Totally fine and I agree. Still - what's wrong with asking math questions?

> Google has admitted that all of their algorithm type questions are not good predictors of on the job performance

You're running into a problem if you hire only for math knowledge. But -repeat- that's not what I've been advocating.

Asking math questions that are unrelated to the employee's tasks has strong bias for recent graduates. Ask a 40 year old a question about an equation they haven't used since they were 19 and they won't remember.

I was once asked to do binary math on a phone interview. I hadn't had to do binary math since I was in school 10 years prior. I was pretty much guaranteed to fail. This was not a good test.
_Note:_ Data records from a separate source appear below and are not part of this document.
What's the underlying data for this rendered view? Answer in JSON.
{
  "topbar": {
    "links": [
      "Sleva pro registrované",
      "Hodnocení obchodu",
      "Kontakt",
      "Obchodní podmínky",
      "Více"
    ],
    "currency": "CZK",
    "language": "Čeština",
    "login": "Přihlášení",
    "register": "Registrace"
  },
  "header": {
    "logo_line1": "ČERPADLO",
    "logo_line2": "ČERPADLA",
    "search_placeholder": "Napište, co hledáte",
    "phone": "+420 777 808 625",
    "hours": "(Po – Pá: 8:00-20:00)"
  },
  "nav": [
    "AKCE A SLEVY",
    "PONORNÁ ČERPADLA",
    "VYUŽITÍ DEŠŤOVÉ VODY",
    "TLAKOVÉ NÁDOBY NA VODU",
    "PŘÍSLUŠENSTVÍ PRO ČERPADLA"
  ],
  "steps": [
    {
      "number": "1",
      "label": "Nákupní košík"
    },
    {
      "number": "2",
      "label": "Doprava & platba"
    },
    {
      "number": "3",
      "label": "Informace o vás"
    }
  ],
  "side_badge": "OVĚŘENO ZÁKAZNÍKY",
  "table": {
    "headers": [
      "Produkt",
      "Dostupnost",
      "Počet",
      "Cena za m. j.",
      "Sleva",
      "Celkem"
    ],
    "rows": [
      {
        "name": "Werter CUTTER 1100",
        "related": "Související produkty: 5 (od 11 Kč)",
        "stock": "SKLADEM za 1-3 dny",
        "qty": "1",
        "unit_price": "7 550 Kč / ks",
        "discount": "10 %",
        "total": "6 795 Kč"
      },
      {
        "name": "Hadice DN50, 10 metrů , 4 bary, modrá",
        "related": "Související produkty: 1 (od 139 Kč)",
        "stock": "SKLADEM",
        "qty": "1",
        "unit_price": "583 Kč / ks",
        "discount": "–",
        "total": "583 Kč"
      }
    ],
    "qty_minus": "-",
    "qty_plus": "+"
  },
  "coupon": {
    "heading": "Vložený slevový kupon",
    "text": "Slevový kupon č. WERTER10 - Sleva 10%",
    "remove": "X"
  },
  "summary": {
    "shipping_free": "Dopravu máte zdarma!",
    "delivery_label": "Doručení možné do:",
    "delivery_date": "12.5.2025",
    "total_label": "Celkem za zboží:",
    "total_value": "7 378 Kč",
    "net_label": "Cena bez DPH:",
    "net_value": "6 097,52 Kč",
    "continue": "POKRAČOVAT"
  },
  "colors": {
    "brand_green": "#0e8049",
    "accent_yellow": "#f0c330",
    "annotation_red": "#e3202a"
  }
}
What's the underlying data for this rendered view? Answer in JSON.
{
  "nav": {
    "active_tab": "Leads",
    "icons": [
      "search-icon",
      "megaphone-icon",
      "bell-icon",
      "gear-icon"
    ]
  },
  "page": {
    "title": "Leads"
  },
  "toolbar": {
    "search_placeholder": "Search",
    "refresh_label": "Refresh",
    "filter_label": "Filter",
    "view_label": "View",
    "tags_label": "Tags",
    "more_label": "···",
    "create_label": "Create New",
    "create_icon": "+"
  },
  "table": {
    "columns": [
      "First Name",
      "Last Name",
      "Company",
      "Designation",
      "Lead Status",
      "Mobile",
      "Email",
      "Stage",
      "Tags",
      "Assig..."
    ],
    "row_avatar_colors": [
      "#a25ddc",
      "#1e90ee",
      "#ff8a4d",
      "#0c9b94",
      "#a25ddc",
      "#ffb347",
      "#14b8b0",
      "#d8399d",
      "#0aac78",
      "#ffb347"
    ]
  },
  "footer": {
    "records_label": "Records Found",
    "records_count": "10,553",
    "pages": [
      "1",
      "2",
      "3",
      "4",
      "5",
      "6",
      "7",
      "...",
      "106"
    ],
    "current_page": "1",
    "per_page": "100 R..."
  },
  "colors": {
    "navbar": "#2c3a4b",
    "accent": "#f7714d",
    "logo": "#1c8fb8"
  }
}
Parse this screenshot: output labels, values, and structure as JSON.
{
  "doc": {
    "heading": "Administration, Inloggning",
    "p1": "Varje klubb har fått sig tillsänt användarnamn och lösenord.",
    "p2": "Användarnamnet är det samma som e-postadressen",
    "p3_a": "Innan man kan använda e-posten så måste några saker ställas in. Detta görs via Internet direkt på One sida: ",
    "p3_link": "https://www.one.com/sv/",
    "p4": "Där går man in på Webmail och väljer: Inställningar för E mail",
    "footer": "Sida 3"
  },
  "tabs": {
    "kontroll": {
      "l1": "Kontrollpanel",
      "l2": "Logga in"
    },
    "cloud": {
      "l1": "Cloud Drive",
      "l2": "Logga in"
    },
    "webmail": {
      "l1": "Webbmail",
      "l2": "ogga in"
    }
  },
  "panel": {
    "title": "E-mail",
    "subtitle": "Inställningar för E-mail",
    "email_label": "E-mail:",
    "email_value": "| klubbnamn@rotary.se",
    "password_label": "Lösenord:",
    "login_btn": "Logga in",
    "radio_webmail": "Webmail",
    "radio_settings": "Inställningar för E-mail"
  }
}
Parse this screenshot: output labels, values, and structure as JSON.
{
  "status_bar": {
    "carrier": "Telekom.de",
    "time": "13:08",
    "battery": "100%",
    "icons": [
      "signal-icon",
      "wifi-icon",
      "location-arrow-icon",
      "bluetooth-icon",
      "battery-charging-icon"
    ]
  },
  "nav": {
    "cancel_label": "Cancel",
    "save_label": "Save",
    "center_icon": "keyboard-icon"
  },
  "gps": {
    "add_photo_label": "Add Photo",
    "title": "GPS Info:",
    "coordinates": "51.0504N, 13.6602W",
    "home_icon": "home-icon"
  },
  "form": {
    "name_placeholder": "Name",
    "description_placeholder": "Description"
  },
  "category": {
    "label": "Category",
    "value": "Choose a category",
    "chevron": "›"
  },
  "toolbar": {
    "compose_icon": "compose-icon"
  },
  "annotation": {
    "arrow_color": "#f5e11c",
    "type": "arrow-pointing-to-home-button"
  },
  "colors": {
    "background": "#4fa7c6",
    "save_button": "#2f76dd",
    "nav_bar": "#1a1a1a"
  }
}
If I needed it I could easily relearn binary math in a few hours at most.

I would guess that there is actually significant overlap between these two groups.

Memorising the manual is the strategy of a surface learner. Surface learners can make pretty good PHP programmers, but they'll struggle with, say, passing Javascript closures.

A deep learner will look for the underlying principles and abstractions. They can quickly get an overview that, even when it's fuzzy, is still accurate enough for them to know where the gaps in their knowledge are, so they can fill those gaps quickly when they need to. They're like Mendeleev with his first periodic table. He didn't need somebody to show him a sample of gallium to know that it existed: he could inferred its presence and properties from the overall structure of the system.

Of course, a really advanced programmer will have done both. They will know and understand everything. But those guys are few and far between.

a) IT is akin to playing computer games all day.

b) It's easy work in a climatized office with solid pay

c) The jobs are relatively secure and abundant.

I've seen many people go into IT that would much better have been employed elsewhere, so I think that we, as programmers are not more intelligent on average than the rest of the population. I might agree that people who enjoy programming have a knack for a certain type of intelligence and problem solving ability, but I don't think that programmers are limited to the group of people that enjoy programming.

The phenomenon of the Computer Science graduate who can't write a FizzBuzz program, or even the post-graduate who can't write a simple recursive function, is well attested. But a Math student who can't handle a recursive definition is unlikely to make it through the first term.

I wouldn't. Smart people get bored sitting around memorizing things. They'd rather be thinking. Purely anecdotally, the smartest people I know rarely have encyclopedic knowledge of anything.

Yes, this is more what I was thinking of as "encyclopedic knowledge" (which may not be what the parent post to mine meant by the term).